The firm once participated in USD 30 billion worth of financing rounds in more than 90 startups in a single quarter and participated in just eight investment rounds totaling USD 2.1 billion in the three months ending in December

According to the media reports, SoftBank Group Corp.’s new startup bets hit a record low last quarter as valuations continued to slide, chilling an already frosty startup winter.

The firm once participated in $30 billion worth of financing rounds in more than 90 startups in a single quarter, participated in just eight investment rounds totaling $2.1 billion in the three months ending in December.

It was the first time SoftBank’s deal count had dropped into the single digits since the launch of its Vision Fund. SoftBank’s Vision Fund unit invested less than $350 million in startups in the most recent quarter, according to a person familiar with the matter. Over the course of five and a half years, the segment invested more than $144 billion, averaging more than $6 billion per quarter.

SoftBank is not alone in this regard. Tiger Global Management, Sequoia Capital, and Coatue Management have also tightened their spigots following large writedowns in 2022. Deep-pocketed investors have pulled back, putting a halt to billion-dollar funding rounds that had become common in recent years, denying them lucrative exits.

SoftBank’s Vision Funds transformed the venture capital ecosystem by investing billions of dollars in hundreds of startups and compelling other investors to match their big bets.
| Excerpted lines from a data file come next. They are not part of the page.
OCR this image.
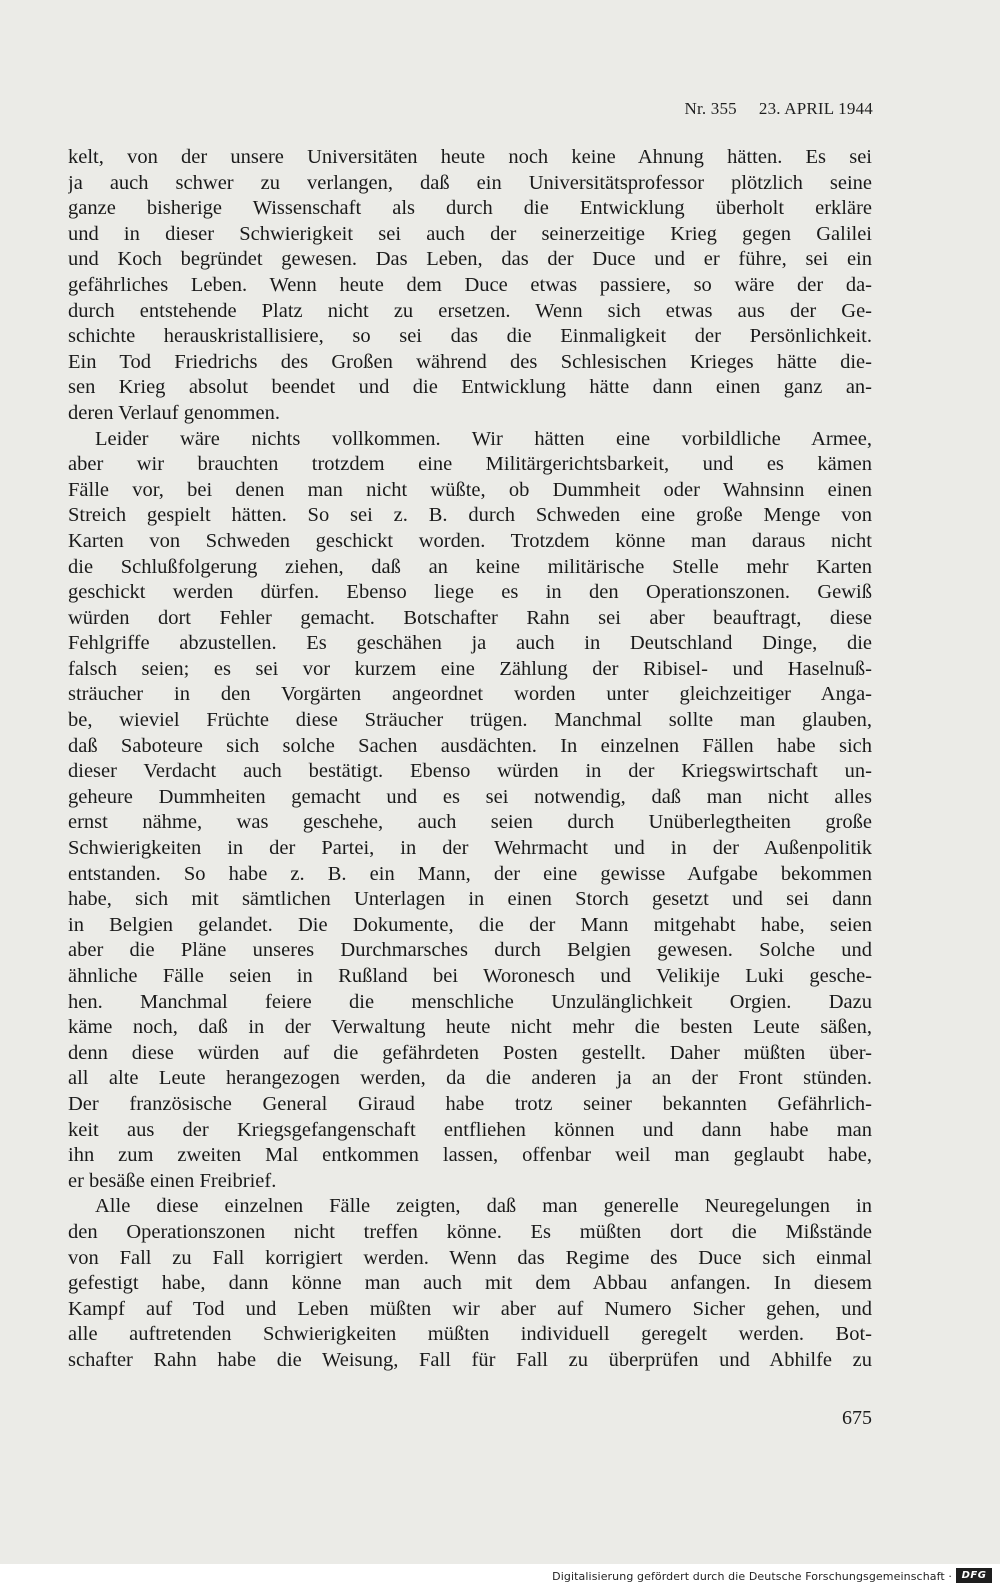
Nr. 355 23. APRIL 1944

kelt, von der unsere Universitäten heute noch keine Ahnung hätten. Es sei
ja auch schwer zu verlangen, daß ein Universitätsprofessor plötzlich seine
ganze bisherige Wissenschaft als durch die Entwicklung überholt erkläre
und in dieser Schwierigkeit sei auch der seinerzeitige Krieg gegen Galilei
und Koch begründet gewesen. Das Leben, das der Duce und er führe, sei ein
gefährliches Leben. Wenn heute dem Duce etwas passiere, so wäre der da-
durch entstehende Platz nicht zu ersetzen. Wenn sich etwas aus der Ge-
schichte herauskristallisiere, so sei das die Einmaligkeit der Persönlichkeit.
Ein Tod Friedrichs des Großen während des Schlesischen Krieges hätte die-
sen Krieg absolut beendet und die Entwicklung hätte dann einen ganz an-
deren Verlauf genommen.

Leider wäre nichts vollkommen. Wir hätten eine vorbildliche Armee,
aber wir brauchten trotzdem eine Militärgerichtsbarkeit, und es kämen
Fälle vor, bei denen man nicht wüßte, ob Dummheit oder Wahnsinn einen
Streich gespielt hätten. So sei z. B. durch Schweden eine große Menge von
Karten von Schweden geschickt worden. Trotzdem könne man daraus nicht
die Schlußfolgerung ziehen, daß an keine militärische Stelle mehr Karten
geschickt werden dürfen. Ebenso liege es in den Operationszonen. Gewiß
würden dort Fehler gemacht. Botschafter Rahn sei aber beauftragt, diese
Fehlgriffe abzustellen. Es geschähen ja auch in Deutschland Dinge, die
falsch seien; es sei vor kurzem eine Zählung der Ribisel- und Haselnuß-
sträucher in den Vorgärten angeordnet worden unter gleichzeitiger Anga-
be, wieviel Früchte diese Sträucher trügen. Manchmal sollte man glauben,
daß Saboteure sich solche Sachen ausdächten. In einzelnen Fällen habe sich
dieser Verdacht auch bestätigt. Ebenso würden in der Kriegswirtschaft un-
geheure Dummheiten gemacht und es sei notwendig, daß man nicht alles
ernst nähme, was geschehe, auch seien durch Unüberlegtheiten große
Schwierigkeiten in der Partei, in der Wehrmacht und in der Außenpolitik
entstanden. So habe z. B. ein Mann, der eine gewisse Aufgabe bekommen
habe, sich mit sämtlichen Unterlagen in einen Storch gesetzt und sei dann
in Belgien gelandet. Die Dokumente, die der Mann mitgehabt habe, seien
aber die Pläne unseres Durchmarsches durch Belgien gewesen. Solche und
ähnliche Fälle seien in Rußland bei Woronesch und Velikije Luki gesche-
hen. Manchmal feiere die menschliche Unzulänglichkeit Orgien. Dazu
käme noch, daß in der Verwaltung heute nicht mehr die besten Leute säßen,
denn diese würden auf die gefährdeten Posten gestellt. Daher müßten über-
all alte Leute herangezogen werden, da die anderen ja an der Front stünden.
Der französische General Giraud habe trotz seiner bekannten Gefährlich-
keit aus der Kriegsgefangenschaft entfliehen können und dann habe man
ihn zum zweiten Mal entkommen lassen, offenbar weil man geglaubt habe,
er besäße einen Freibrief.

Alle diese einzelnen Fälle zeigten, daß man generelle Neuregelungen in
den Operationszonen nicht treffen könne. Es müßten dort die Mißstände
von Fall zu Fall korrigiert werden. Wenn das Regime des Duce sich einmal
gefestigt habe, dann könne man auch mit dem Abbau anfangen. In diesem
Kampf auf Tod und Leben müßten wir aber auf Numero Sicher gehen, und
alle auftretenden Schwierigkeiten müßten individuell geregelt werden. Bot-
schafter Rahn habe die Weisung, Fall für Fall zu überprüfen und Abhilfe zu

675
Digitalisierung gefördert durch die Deutsche Forschungsgemeinschaft · DFG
SoftBank and its competitors enabled companies to pursue growth while avoiding the scrutiny of public listings by flooding private markets with easy money. As late-stage investors competed to buy their stakes, early-stage investors could hope for a profitable exit, raising valuations across an opaque sector of investment.

Those bets have soured, as have promises of quick profits through large initial public offerings. SoftBank’s Vision Funds have underperformed the rest of the venture capital sector. One fund is insolvent.